Начался обычный разговор только что познакомившихся людей, и вдруг она спросила:
-- А вы знаете полковника Олленгрэна?
Я ответил, что не имею удовольствия.
-- А он ваш соотечественник: не желаете ли познакомиться?
-- Очень охотно, мадам.
И на другой день она пришла с высоким сухим, первоклассной офицерской выправки, улыбающимся стариком.
Присели на заборчик, закурили, и начался учтивый петербургский салонный разговор, -- из тех разговоров, которые включают в себя все знаки препинания, кроме восклицательного. -- И, прощаясь, Олленгрэн вдруг сказал, вздохнув:
Мы малодушны, мы коварны,
Бесстыдны, злы, неблагодарны;
Мы сердцем хладные скопцы,
Клеветники, рабы, глупцы...
И по берегу Средиземного латинского моря вдруг пронеслась великая северная тень, -- и до сих пор неравнодушная к "человеческому".
Коты приносят удачу: началось интересное знакомство, и в результате вот эта книга.
Спустя долгое время я понял, почему Олленгрэн вдруг, и так выразительно, процитировал Пушкина: это был музыкальный ключ к человеку.
И. С.
* * *
Домик в Коломне
(По устному рассказу полк. В. К. Олленгрэна)
Отец мой, капитан Константин Петрович, умер от скоротечной чахотки 1872 году, оставив после себя: молодую вдову с четырьмя детьми, сто рублей годовой пенсии и собственный маленький домик в Коломне, по Псковской улице, No 28. Матери моей, Александре Петровне, было в то время около 3 лет, старшему брату Петру -- 12 и мне, "Вениаминчику" -- около пяти.
Не имея в день на пять душ даже полных 30 копеек, мы начали влачить существование в полном смысле голодное и холодное, хотя и в "собственном" доме. Мать по утрам куда-то и с какими-то узелками бегала, -- не то в ломбард, не то на толкучку, и тем "люди были живы".
Я лично, по молодости лет, тягот жизненных не ощущал и в полной свободе, предоставленной нам обстоятельствами и далекой, совершенно в те времена провинциальной и патриархальной Коломной, наслаждался улицей, возней в пыли или снегу, боями, закадычной дружбой с соседскими мaльчугaнaми, голубятней и бесконечной беготней взапуски. К семи годам из меня выработался тот тип уличного мальчишки, которых в Париже зовут "гамэн".
Когда узелки материнские кончились, надо было что-то предпринимать.
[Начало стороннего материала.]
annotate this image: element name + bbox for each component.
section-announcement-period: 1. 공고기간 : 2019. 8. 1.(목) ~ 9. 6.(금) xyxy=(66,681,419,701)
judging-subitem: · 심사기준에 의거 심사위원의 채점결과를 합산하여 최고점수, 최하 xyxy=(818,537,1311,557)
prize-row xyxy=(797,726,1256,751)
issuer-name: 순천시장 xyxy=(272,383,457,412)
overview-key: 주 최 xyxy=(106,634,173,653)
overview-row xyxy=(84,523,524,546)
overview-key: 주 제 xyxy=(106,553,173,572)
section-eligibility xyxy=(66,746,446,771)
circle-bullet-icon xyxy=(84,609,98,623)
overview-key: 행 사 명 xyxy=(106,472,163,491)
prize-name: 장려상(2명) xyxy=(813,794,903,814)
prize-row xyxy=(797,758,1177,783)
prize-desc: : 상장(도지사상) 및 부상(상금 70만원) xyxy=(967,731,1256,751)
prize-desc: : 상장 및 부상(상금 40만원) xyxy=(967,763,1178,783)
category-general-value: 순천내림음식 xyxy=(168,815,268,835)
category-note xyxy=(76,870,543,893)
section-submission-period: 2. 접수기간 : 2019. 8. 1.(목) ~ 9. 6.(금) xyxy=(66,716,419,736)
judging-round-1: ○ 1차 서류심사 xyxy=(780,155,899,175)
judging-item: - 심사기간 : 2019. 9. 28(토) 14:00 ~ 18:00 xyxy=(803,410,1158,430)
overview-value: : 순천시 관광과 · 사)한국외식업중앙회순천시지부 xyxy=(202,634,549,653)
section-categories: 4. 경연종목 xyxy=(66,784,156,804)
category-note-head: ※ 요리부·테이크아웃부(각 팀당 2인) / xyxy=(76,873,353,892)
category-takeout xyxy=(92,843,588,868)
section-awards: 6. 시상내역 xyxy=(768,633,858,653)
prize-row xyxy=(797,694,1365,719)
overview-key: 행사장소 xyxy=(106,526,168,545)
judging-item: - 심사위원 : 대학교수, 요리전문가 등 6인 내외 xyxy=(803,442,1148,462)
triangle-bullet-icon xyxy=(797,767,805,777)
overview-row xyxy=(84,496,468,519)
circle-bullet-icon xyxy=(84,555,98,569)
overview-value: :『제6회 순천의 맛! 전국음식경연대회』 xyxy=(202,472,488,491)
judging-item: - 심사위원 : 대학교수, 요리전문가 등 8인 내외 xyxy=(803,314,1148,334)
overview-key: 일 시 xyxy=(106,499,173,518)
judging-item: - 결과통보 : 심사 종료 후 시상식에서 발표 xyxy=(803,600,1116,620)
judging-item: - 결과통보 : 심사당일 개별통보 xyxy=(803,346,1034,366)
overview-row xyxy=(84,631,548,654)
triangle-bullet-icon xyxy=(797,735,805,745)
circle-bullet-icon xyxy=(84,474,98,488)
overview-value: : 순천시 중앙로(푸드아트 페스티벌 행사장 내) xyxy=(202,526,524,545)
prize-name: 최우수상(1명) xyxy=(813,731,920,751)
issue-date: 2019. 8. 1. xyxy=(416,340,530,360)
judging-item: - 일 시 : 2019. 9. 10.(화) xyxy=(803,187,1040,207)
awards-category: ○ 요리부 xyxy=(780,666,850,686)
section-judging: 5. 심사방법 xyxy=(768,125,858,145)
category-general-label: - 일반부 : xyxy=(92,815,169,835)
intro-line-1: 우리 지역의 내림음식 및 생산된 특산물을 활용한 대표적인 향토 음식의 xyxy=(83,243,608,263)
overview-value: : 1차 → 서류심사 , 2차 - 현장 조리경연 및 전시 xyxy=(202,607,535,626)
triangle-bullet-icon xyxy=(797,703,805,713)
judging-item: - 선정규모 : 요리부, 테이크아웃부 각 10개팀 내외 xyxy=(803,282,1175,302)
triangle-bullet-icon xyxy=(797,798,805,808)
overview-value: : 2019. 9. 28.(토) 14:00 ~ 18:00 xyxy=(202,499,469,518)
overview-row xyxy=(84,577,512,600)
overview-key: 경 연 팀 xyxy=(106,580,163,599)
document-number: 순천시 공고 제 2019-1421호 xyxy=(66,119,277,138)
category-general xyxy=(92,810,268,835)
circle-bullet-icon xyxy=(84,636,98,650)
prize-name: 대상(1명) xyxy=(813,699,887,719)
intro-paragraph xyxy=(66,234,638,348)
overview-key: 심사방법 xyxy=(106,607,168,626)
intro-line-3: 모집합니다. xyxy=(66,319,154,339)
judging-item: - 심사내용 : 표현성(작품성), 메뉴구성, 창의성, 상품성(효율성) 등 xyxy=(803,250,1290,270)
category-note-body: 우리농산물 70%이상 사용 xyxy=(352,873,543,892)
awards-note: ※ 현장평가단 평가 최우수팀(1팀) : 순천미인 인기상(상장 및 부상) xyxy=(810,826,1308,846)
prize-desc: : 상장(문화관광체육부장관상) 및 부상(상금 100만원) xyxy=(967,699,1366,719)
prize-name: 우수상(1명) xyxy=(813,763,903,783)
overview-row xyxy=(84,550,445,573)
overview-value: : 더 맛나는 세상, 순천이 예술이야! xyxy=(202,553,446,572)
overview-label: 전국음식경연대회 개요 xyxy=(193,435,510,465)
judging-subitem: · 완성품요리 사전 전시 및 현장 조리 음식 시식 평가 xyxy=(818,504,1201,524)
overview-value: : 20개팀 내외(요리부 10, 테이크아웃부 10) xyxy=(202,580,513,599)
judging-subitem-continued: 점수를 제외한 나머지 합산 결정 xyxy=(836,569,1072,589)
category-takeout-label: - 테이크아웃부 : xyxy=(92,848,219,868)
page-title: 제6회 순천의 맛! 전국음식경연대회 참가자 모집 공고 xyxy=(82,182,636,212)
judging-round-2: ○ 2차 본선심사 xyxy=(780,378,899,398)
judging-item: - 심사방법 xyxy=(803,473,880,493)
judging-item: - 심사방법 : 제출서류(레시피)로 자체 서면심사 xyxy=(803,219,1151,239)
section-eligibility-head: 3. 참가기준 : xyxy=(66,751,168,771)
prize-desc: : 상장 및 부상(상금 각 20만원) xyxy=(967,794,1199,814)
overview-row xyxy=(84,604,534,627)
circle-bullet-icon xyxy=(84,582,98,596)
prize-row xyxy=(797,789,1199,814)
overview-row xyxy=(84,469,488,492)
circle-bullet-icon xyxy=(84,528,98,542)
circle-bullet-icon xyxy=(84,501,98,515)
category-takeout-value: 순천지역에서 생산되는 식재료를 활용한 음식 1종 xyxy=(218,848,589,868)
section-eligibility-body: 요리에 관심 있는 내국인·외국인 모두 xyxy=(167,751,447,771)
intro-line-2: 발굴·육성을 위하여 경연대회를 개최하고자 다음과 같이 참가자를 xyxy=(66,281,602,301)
Начальницей Коломенской женской гимназии была в ту пору Н.А. Нейдгардт, подруга матери по Екатерининскому институту, который, кстати сказать, мать окончила "с шифром".
Г-жа Нейдгардт приняла свою бывшую товарку ласково, вошла в ее положение и предоставила ей должность классной дамы в четвертом классе вверенной ей гимназии, с жалованием в 30 рублей в месяц. Вместе с 8 рублями пенсии уже можно было не только существовать, но и нанять прислугу.
Взяли какую-то Аннушку, тихую, монашеского склада девицу, с которой мать прожила почти до конца своей жизни. Аннушка была не только кухаркой за повара, как печатали в газетных объявлениях, но и полноправным членом семьи. Под конец своей жизни она ушла в иоаннитки. Вспоминаю ее с благодарностью. Она давала нам полную волю, и мы, детвора, а в особенности я, когда мать уходила в гимназию, целыми днями "гойкали" по Коломне.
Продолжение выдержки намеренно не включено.